Help young kids transition.
We’ve all seen kids melt down or even tantrum when it’s time to shut off a screen—and it’s not their fault. Screens do a number on our minds—per Arianna Huffington, they are “hypnotic to our brains.” Considering that, it’s a huge ask for a child to get off a screen and move on to something new. Here some great ways to help kids transition.
- Stay as calm and soothing as you can, like you’d approach them when you need to wake them from a sleep.
- If you can, sit alongside them and join a minute or two before the screen has to come off, so you are already part of their world, making the transition less jarring.
- Give them a ritual like saying “goodbye” to the screen or putting the device somewhere special to “rest.”

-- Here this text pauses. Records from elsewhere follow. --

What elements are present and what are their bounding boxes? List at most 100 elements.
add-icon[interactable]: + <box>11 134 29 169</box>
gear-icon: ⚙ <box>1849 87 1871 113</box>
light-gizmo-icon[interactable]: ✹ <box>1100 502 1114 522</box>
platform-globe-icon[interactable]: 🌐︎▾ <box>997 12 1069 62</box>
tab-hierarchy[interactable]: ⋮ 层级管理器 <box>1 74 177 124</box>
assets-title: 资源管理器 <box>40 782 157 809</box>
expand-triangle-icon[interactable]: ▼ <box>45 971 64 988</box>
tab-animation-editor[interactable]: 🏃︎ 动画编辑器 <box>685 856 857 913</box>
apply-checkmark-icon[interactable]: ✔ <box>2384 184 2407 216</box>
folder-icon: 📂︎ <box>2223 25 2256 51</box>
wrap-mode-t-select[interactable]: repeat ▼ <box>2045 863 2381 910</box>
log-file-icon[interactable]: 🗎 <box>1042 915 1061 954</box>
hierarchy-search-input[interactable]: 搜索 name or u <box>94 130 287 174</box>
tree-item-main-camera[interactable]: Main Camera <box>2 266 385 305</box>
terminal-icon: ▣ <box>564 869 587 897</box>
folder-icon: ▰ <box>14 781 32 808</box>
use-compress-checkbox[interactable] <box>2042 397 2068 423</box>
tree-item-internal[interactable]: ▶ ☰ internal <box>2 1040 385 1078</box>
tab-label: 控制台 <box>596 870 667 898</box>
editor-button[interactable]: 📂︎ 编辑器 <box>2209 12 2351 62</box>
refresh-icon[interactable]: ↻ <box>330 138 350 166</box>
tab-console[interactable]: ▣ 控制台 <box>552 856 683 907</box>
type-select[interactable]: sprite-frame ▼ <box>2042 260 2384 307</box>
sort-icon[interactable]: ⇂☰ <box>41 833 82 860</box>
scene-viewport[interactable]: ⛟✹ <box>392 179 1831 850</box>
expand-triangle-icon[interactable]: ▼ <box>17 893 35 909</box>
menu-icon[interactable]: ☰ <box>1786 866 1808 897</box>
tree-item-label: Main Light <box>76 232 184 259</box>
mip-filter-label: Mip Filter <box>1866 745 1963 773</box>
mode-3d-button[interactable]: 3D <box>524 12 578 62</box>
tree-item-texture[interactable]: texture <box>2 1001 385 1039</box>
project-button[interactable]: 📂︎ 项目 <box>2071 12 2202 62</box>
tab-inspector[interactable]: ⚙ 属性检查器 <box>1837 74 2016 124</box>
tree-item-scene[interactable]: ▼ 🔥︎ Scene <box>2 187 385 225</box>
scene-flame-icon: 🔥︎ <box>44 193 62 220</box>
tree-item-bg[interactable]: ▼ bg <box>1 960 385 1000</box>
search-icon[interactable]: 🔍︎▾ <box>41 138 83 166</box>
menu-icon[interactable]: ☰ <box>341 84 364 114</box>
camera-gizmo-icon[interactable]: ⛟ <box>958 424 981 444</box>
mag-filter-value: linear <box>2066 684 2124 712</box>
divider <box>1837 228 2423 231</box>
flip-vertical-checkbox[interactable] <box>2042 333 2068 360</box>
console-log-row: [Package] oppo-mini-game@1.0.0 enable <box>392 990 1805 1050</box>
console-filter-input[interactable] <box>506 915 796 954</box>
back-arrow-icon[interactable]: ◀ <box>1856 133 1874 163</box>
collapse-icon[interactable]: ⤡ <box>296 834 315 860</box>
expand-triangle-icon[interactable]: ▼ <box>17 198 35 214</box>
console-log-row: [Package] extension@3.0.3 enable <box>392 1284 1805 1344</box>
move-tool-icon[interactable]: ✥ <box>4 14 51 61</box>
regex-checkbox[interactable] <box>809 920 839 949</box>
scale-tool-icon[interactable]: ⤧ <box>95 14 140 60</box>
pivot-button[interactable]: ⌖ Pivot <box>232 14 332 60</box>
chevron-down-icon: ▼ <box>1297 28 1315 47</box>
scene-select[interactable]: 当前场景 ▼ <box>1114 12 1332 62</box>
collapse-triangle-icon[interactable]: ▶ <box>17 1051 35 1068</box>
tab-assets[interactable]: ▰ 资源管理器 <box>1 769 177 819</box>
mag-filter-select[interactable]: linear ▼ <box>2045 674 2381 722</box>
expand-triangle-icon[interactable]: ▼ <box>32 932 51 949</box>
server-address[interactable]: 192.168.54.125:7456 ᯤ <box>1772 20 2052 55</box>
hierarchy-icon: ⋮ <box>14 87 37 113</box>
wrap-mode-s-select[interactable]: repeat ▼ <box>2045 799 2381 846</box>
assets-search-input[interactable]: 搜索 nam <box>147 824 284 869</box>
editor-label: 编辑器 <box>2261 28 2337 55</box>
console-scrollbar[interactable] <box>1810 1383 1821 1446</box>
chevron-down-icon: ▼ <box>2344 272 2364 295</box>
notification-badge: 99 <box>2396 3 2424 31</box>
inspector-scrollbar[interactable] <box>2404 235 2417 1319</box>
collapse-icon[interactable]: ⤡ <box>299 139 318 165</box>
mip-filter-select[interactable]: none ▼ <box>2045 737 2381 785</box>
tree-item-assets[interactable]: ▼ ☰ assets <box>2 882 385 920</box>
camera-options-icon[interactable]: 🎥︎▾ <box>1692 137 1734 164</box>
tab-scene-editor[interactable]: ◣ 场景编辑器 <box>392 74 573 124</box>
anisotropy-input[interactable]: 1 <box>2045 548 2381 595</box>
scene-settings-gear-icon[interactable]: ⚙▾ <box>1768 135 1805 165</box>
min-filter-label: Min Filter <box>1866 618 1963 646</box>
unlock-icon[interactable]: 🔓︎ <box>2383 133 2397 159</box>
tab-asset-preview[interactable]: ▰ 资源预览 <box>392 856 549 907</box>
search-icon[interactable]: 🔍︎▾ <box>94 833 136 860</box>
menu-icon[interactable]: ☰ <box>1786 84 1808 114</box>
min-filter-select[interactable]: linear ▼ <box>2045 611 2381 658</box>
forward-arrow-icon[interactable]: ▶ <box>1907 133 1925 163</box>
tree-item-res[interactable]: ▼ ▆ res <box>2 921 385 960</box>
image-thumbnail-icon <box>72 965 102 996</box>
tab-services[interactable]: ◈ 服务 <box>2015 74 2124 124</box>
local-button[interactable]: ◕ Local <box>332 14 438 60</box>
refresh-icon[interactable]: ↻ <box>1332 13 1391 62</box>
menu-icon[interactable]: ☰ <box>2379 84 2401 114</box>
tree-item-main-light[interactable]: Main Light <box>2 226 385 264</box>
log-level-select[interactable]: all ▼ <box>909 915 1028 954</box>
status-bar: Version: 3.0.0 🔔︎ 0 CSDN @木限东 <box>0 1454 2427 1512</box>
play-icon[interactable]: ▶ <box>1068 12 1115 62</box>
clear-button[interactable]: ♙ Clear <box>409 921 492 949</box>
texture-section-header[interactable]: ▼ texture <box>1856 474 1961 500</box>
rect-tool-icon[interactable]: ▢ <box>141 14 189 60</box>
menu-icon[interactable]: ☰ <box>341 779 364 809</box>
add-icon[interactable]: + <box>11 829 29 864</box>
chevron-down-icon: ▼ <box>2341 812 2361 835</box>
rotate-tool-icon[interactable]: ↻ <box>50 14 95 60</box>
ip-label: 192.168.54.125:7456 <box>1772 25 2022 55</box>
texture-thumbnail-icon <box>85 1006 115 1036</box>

- Try to schedule something offline that kids love right after screen time, whether it’s outside time, a particular toy or even snack time.
Balance screen time with “green time.”
It may not be practical for you to track the minutes, but do try to stay consistent with how you approach screen time. When you flip flop or change the rules, kids get confused and rules start to lose their “oomph” altogether. Need an alternative to tracking time? Simply focus on building balance into your child’s overall schedule. Make sure that they take breaks, and that those breaks deliver what kids need most and what no screen can offer—time to be outdoors, to move and to use many different senses.
Slow down on the senses.
Children need to not only strengthen each of their senses; they also need to learn to use them in concert with one another. And, there are senses beyond the 5 we learn about in kindergarten that have a tremendous impact on how kids feel, behave and are able to learn. Using screens narrows kids’ sensory experience to sight and sound alone—so, it’s imperative that you build in chances to use all senses. How best to do that? Play outdoors!
Keep screens in sight.
Right from the start, we’ve encouraged our kids to be in shared spaces when they use their screens. It’s required us to invest in good headphones for all five of us, but it’s cut down almost entirely on the “sneaky screen time” behavior. And, more than once, one of the kids has mis-clicked, and we’ve been nearby to help them navigate new situations online—lessons you really need to be there to teach to keep kids safe.
Co-view and co-play.
When you can, join your children for part of a screen session. Talk with them about what you are seeing or ask questions after the session to help kids process what they experienced. If you are not able to co-view during the day, set up a regular screen time ritual as a family like Friday movie night so you can experience screens together and start to teach kids how to think about stories, characters, and who is telling the story.
Designate no-screen zones.
Designating “no-screen” times and spaces—whether it’s dinner time, weekends or when family or friends are visiting—can help everyone, adults included, reset and keep a healthy relationship with screens. This old fashioned, screen-free kind of togetherness just can’t be beat, so schedule as much no-screen time as you need to unplug and really connect!